In some areas, emergency response teams have systems that allow responders to gain access to your home using a lockbox. Your housekey is kept inside the lockbox, and it hangs on your doorknob. By providing them with the code to open the lockbox, they'll have the ability to get into your house without your help if necessary. The code is kept in a secure system, so you can be confident that only emergency responders will have access to it. Call your local fire department or emergency response service for more information.
Document your health information, post it, then KEEP IT CURRENT!
There are many ways to make sure your health information is available for emergency personnel if you need it. These are just a few of the available options. If you're one of the many people who want to be ready in case of an emergency, don't wait! Look into one or more of these options right away. Then, and this is REALLY IMPORTANT, keep the information updated! It's easy to forget to go back and revise medication lists, health problems, and so forth. But keeping health information accurate and up-too-date can be the difference between life and death.

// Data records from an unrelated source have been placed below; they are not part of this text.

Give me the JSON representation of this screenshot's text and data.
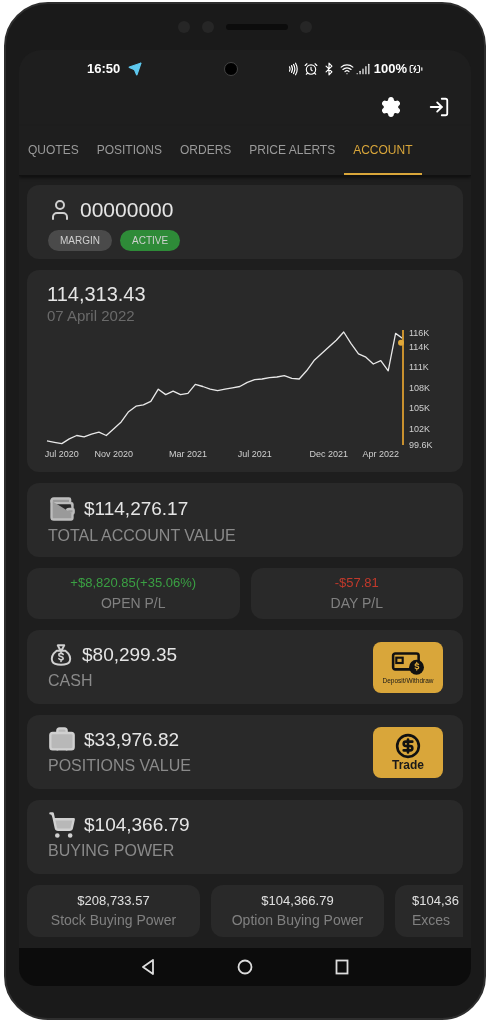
{
  "status_bar": {
    "time": "16:50",
    "battery": "100%"
  },
  "tabs": [
    {
      "label": "QUOTES",
      "selected": false
    },
    {
      "label": "POSITIONS",
      "selected": false
    },
    {
      "label": "ORDERS",
      "selected": false
    },
    {
      "label": "PRICE ALERTS",
      "selected": false
    },
    {
      "label": "ACCOUNT",
      "selected": true
    }
  ],
  "account": {
    "number": "00000000",
    "badges": [
      {
        "label": "MARGIN",
        "color": "#4a4a4a"
      },
      {
        "label": "ACTIVE",
        "color": "#2e8b38"
      }
    ]
  },
  "chart_card": {
    "value": "114,313.43",
    "date": "07 April 2022",
    "chart_data": {
      "type": "line",
      "categories": [
        null,
        null,
        "Jul 2020",
        null,
        null,
        null,
        null,
        null,
        null,
        "Nov 2020",
        null,
        null,
        null,
        null,
        null,
        null,
        null,
        null,
        null,
        "Mar 2021",
        null,
        null,
        null,
        null,
        null,
        null,
        null,
        null,
        "Jul 2021",
        null,
        null,
        null,
        null,
        null,
        null,
        null,
        null,
        null,
        "Dec 2021",
        null,
        null,
        null,
        null,
        null,
        null,
        "Apr 2022",
        null,
        null,
        null
      ],
      "series": [
        {
          "color": "#e8e8e8",
          "values": [
            100.2,
            100,
            99.8,
            100.5,
            101,
            100.8,
            101.2,
            101.5,
            101,
            102,
            103,
            104.5,
            105.3,
            105.5,
            106,
            107.8,
            107,
            107.5,
            107,
            107.2,
            108.5,
            108.2,
            107.8,
            107.6,
            107.8,
            108,
            108.2,
            108.8,
            109.2,
            109.3,
            109.5,
            109.6,
            109.8,
            109.4,
            109.3,
            110.5,
            112,
            113,
            114,
            115,
            116.2,
            114.5,
            113,
            112.5,
            111.5,
            112,
            110.5,
            116,
            115.2
          ]
        }
      ],
      "ylim": [
        99.6,
        116.5
      ],
      "yticks": [
        {
          "value": 116,
          "label": "116K"
        },
        {
          "value": 114,
          "label": "114K"
        },
        {
          "value": 111,
          "label": "111K"
        },
        {
          "value": 108,
          "label": "108K"
        },
        {
          "value": 105,
          "label": "105K"
        },
        {
          "value": 102,
          "label": "102K"
        },
        {
          "value": 99.6,
          "label": "99.6K"
        }
      ]
    }
  },
  "total": {
    "value": "$114,276.17",
    "label": "TOTAL ACCOUNT VALUE"
  },
  "pnl": [
    {
      "value": "+$8,820.85(+35.06%)",
      "label": "OPEN P/L",
      "kind": "gain"
    },
    {
      "value": "-$57.81",
      "label": "DAY P/L",
      "kind": "loss"
    }
  ],
  "metrics": [
    {
      "value": "$80,299.35",
      "label": "CASH",
      "action": {
        "kind": "deposit",
        "label": "Deposit/Withdraw"
      }
    },
    {
      "value": "$33,976.82",
      "label": "POSITIONS VALUE",
      "action": {
        "kind": "trade",
        "label": "Trade"
      }
    },
    {
      "value": "$104,366.79",
      "label": "BUYING POWER"
    }
  ],
  "power_cards": [
    {
      "value": "$208,733.57",
      "label": "Stock Buying Power",
      "cut": false
    },
    {
      "value": "$104,366.79",
      "label": "Option Buying Power",
      "cut": false
    },
    {
      "value": "$104,36",
      "label": "Exces",
      "cut": true
    }
  ]
}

If you have had experience with one of these methods, or another method that wasn't discussed here, please take a moment and comment below to help others who may need it!
Excellent information, Betty! Having this vital information readily available can make a huge difference it the outcomes of a medical emergency.
Very informative. Recently I was admitted to a hospital and different medical persons were asking the same questions. I carry a paper in my purse listing my meds and conditions. They liked that..
Thanks for that great example of how accurate health information can make a big difference! Do you find it a challenge to update it regularly? I encountered a person recently who had a nice medication list, but it turned out it was so outdated it wasn’t helpful.